Trial of alleged serial killer in B.C. focuses on mental state of young victim

A trial of an alleged serial killer in northern B.C. is focusing on the mental state of a 15-year-old girl who the Crown says was one of the victims.

PRINCE GEORGE, B.C. — A trial of an alleged serial killer in northern B.C. is focusing on the mental state of a 15-year-old girl who the Crown says was one of the victims.

Loren Leslie’s body was found off a remote logging road on Nov. 27, 2010, the same day Cody Legebokoff, now 24, was arrested.
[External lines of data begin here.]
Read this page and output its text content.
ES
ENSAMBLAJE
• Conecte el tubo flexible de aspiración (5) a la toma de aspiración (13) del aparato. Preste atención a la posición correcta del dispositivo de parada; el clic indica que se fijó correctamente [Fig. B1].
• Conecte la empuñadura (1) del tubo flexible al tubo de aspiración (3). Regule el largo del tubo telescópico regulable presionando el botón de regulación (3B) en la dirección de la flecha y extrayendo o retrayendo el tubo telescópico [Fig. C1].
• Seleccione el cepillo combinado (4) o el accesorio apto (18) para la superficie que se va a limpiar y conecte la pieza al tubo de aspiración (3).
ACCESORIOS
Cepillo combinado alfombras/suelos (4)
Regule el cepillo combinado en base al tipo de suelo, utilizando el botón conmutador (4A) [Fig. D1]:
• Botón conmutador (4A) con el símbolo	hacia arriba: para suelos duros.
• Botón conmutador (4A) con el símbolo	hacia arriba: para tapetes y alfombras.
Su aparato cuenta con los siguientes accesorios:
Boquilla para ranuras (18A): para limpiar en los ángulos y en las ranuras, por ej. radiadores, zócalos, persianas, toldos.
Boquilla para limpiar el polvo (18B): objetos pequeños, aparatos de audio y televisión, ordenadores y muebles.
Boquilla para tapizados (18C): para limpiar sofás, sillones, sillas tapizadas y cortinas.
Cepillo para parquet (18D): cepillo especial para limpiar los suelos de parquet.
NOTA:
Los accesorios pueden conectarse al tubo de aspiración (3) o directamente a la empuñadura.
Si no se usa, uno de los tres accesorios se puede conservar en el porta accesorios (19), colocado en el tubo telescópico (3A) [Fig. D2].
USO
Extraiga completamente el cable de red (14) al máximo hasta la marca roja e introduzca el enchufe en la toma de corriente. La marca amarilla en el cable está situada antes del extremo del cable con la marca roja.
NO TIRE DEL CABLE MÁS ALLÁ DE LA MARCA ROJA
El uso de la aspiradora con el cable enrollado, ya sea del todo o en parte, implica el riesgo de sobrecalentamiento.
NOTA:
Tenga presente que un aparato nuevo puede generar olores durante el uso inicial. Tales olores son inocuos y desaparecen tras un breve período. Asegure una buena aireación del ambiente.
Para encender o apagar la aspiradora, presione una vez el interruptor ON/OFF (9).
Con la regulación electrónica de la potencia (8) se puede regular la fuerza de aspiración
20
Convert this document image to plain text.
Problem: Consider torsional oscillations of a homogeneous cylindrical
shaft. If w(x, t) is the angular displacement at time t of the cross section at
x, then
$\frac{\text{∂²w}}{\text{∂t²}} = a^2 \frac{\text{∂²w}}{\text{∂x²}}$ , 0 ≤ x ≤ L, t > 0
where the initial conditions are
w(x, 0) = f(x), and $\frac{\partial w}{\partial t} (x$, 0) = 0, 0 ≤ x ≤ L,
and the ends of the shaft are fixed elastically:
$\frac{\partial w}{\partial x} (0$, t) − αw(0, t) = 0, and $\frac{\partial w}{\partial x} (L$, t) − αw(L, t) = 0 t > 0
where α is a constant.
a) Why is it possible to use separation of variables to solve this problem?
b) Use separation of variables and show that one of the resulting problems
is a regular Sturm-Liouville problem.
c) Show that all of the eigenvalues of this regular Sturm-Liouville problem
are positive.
The Crown says Legebokoff, who is charged with four counts of first-degree murder, later told police that it was Leslie who caused her own death, hitting herself with a pipe wrench and stabbing herself in the neck.

Her father, Doug Leslie, told Legebokoff’s trial that his daughter was a normal, happy kid, but he also says she was hospitalized for psychological issues, received medication, and had problems with anxiety.

But Legebokoff’s lawyer, Jim Heller, suggested Loren Leslie was bipolar, psychotic and suicidal, all of which Doug Leslie disputed.

The other alleged victims are 35-year-old Jill Stuchenko, 35-year-old Cynthia Maas and 23-year-old Natasha Montgomery.